What motivates us into doing or avoiding things?Why do our predictions not reflect reality?


Traditional economics claims humans are rational actors. But is this true? Think about the last time you bought something expensive; was that item really the best choice based on value and utility? We all fall prey to irrationality and biases and make decisions based on them. This contradicts the wisdom of traditional economics.


Outsmart Your Brain challenges everyday wisdom with the help of psychology and economics, commonly known as behavioral economics. Here you’ll find counterintuitive answers to the motivations behind our actions.  


This book is for those who don’t fear reality, have inquisitive an nature, enjoy challenges, and like to understand the real motivations of human nature – who like to outsmart their brains.


Why do smart people make irrational decisions so often?

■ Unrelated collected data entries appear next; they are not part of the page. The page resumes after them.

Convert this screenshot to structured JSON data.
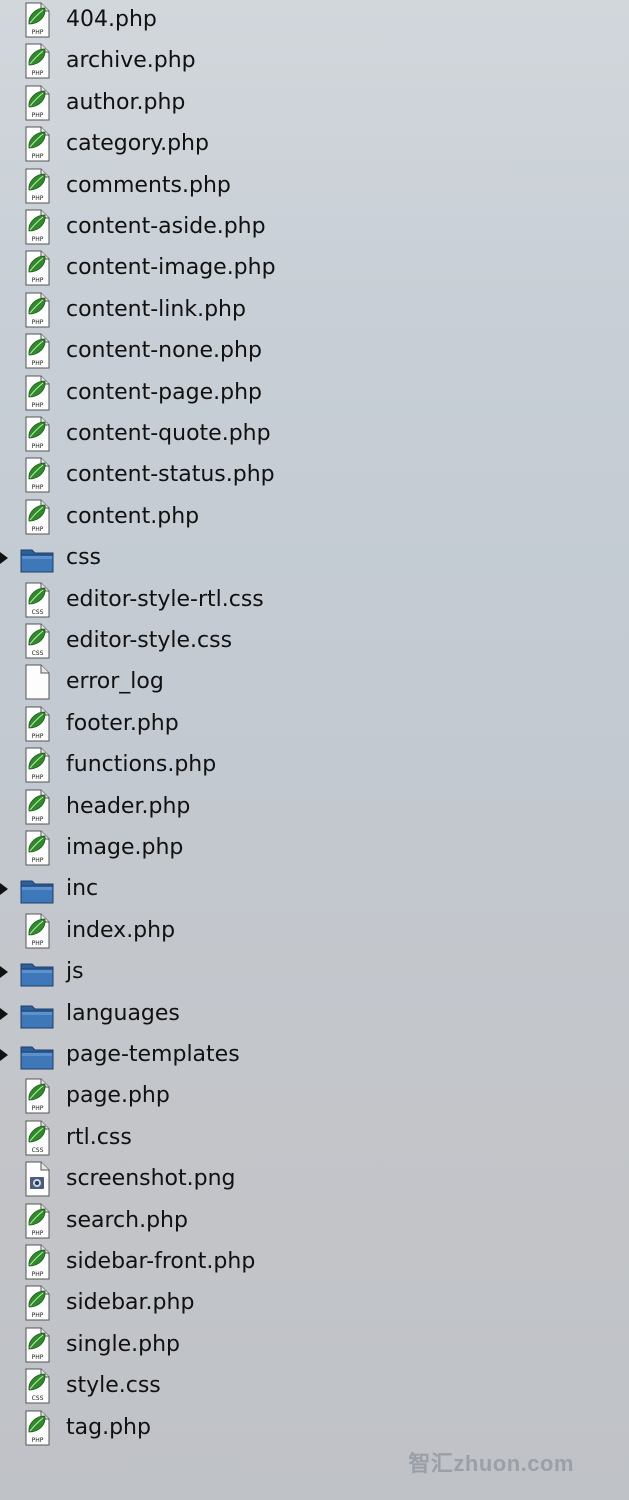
{
  "files": [
    {
      "name": "404.php",
      "type": "php"
    },
    {
      "name": "archive.php",
      "type": "php"
    },
    {
      "name": "author.php",
      "type": "php"
    },
    {
      "name": "category.php",
      "type": "php"
    },
    {
      "name": "comments.php",
      "type": "php"
    },
    {
      "name": "content-aside.php",
      "type": "php"
    },
    {
      "name": "content-image.php",
      "type": "php"
    },
    {
      "name": "content-link.php",
      "type": "php"
    },
    {
      "name": "content-none.php",
      "type": "php"
    },
    {
      "name": "content-page.php",
      "type": "php"
    },
    {
      "name": "content-quote.php",
      "type": "php"
    },
    {
      "name": "content-status.php",
      "type": "php"
    },
    {
      "name": "content.php",
      "type": "php"
    },
    {
      "name": "css",
      "type": "folder"
    },
    {
      "name": "editor-style-rtl.css",
      "type": "css"
    },
    {
      "name": "editor-style.css",
      "type": "css"
    },
    {
      "name": "error_log",
      "type": "blank"
    },
    {
      "name": "footer.php",
      "type": "php"
    },
    {
      "name": "functions.php",
      "type": "php"
    },
    {
      "name": "header.php",
      "type": "php"
    },
    {
      "name": "image.php",
      "type": "php"
    },
    {
      "name": "inc",
      "type": "folder"
    },
    {
      "name": "index.php",
      "type": "php"
    },
    {
      "name": "js",
      "type": "folder"
    },
    {
      "name": "languages",
      "type": "folder"
    },
    {
      "name": "page-templates",
      "type": "folder"
    },
    {
      "name": "page.php",
      "type": "php"
    },
    {
      "name": "rtl.css",
      "type": "css"
    },
    {
      "name": "screenshot.png",
      "type": "image"
    },
    {
      "name": "search.php",
      "type": "php"
    },
    {
      "name": "sidebar-front.php",
      "type": "php"
    },
    {
      "name": "sidebar.php",
      "type": "php"
    },
    {
      "name": "single.php",
      "type": "php"
    },
    {
      "name": "style.css",
      "type": "css"
    },
    {
      "name": "tag.php",
      "type": "php"
    }
  ],
  "icon_badges": {
    "php": "PHP",
    "css": "CSS"
  },
  "watermark": "智汇zhuon.com",
  "colors": {
    "leaf": "#2f8a2a",
    "folder": "#3f78b8",
    "text": "#111111"
  }
}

- Understand why people value some things more than others.

- How to use incentives to actually achieve what you want. 

- Understand the role dopamine plays in your decision-making to be more vigilant about your snap judgments.

- Get around your natural biases related to loss, ownership, and risk.


This compilation of experiments and studies mixed with the author’s wit will shift your understanding of human behavior. By recognizing the biases mentioned in this book:

- You can make better decisions – be it in business, personal life, or community.

- Avoid the serious consequences that certain biases lead us into.

- You’ll know how people think, so you can help others make choices that are the best for them.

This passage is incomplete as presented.